Наш общий друг (Книга 1 и 2)
  • Текст добавлен: 17 сентября 2016, 18:59

Текст книги "Наш общий друг (Книга 1 и 2)"


Автор книги: Чарльз Диккенс


Жанр:

   

Прочая проза


сообщить о нарушении

Текущая страница: 5 (всего у книги 31 страниц)

– Вам здесь нравится, Вегг? – спросил мистер Боффин со свойственным ему задором.

– Я в восторге, сэр, – ответил Вегг. – Особенно уютно у этого очага, сэр.

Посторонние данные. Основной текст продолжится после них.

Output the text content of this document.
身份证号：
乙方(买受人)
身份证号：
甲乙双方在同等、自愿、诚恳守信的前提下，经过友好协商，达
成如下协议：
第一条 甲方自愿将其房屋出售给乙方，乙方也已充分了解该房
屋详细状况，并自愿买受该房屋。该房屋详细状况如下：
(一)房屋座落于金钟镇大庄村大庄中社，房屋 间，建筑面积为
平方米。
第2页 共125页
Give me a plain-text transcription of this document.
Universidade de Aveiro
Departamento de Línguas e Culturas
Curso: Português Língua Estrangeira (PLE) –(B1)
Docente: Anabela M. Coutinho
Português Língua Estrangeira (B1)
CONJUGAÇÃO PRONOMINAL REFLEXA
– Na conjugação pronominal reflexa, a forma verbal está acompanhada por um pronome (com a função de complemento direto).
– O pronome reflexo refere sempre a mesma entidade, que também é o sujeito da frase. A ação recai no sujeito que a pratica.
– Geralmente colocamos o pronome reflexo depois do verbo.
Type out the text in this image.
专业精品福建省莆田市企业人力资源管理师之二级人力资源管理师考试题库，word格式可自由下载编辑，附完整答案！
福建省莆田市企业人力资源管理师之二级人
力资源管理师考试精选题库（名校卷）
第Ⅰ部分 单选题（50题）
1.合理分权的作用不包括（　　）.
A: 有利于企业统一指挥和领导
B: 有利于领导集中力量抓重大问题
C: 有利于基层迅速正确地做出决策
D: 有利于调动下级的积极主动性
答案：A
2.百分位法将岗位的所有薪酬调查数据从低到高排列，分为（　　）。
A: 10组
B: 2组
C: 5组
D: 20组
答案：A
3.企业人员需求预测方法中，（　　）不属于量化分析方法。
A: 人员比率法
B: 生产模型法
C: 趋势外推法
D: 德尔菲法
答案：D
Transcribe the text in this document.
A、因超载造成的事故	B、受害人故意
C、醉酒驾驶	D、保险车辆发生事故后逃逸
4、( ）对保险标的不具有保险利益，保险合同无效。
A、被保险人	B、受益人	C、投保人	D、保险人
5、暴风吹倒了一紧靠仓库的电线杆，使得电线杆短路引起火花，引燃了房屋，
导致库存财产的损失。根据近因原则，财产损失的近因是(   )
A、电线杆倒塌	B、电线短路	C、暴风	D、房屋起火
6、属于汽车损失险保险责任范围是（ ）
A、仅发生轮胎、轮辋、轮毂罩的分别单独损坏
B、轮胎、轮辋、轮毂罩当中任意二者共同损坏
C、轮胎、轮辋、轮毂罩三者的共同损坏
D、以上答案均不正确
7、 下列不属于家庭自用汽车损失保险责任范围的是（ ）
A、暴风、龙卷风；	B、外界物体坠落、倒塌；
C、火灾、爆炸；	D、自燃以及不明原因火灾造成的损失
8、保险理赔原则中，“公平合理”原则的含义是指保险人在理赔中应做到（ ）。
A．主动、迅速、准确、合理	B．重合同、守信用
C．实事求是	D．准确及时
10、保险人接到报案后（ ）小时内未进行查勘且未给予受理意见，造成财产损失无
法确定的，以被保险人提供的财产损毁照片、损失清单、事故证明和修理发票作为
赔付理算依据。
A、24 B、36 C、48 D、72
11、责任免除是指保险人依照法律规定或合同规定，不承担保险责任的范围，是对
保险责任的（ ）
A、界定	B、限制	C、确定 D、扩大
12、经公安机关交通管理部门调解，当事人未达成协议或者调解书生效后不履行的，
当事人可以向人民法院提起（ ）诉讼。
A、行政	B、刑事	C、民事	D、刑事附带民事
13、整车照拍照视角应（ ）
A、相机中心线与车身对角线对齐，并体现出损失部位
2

– Понимаете, в чем дело, Вегг?

– Вообще говоря, понимаю, сэр, – начал Вегг, медленно и с видом знатока, склонив голов} набок, как делают люди уклончивые, но мистер Боффин прервал его:

– Нет, вы не понимаете, Вегг, так я вам объясню, в чем дело. Тут все устроено по взаимному согласию между мной и миссис Боффин. Миссис Боффин, как я уже вам говорил, гонится за модой, а я пока еще нет. Я ни за тем не гонюсь, кроме уюта и удобства такого рода, чтобы мне они доставляли удовольствие. Ну вот. Что же было бы хорошего, если б мы с миссис Боффин поссорились из-за этого? Мы с ней никогда не ссорились до того, как "Приют Боффина" стал нашим собственным и мы в него переехали. Зачем же нам ссориться теперь, когда "Приют Боффина" стал нашим собственным и мы в него переехали? Вот миссис Боффин и живет на своей половине комнаты так, как ей хочется, а я живу на моей половине так, как мне хочется. И потому у нас имеются сразу и Общительность (без миссис Боффин я бы повесился с тоски), и Мода, и Уют. Если я когда-нибудь тоже сделаюсь модником, то миссис Боффин будет мало-помалу продвигаться вперед. Если миссис Боффин надоест гоняться за модой, тогда ковер миссис Боффин отодвинется назад. Если же мы оба будем жить по-старому, ну что ж, тогда все у нас останется по-старому – поди поцелуй меня, старушка.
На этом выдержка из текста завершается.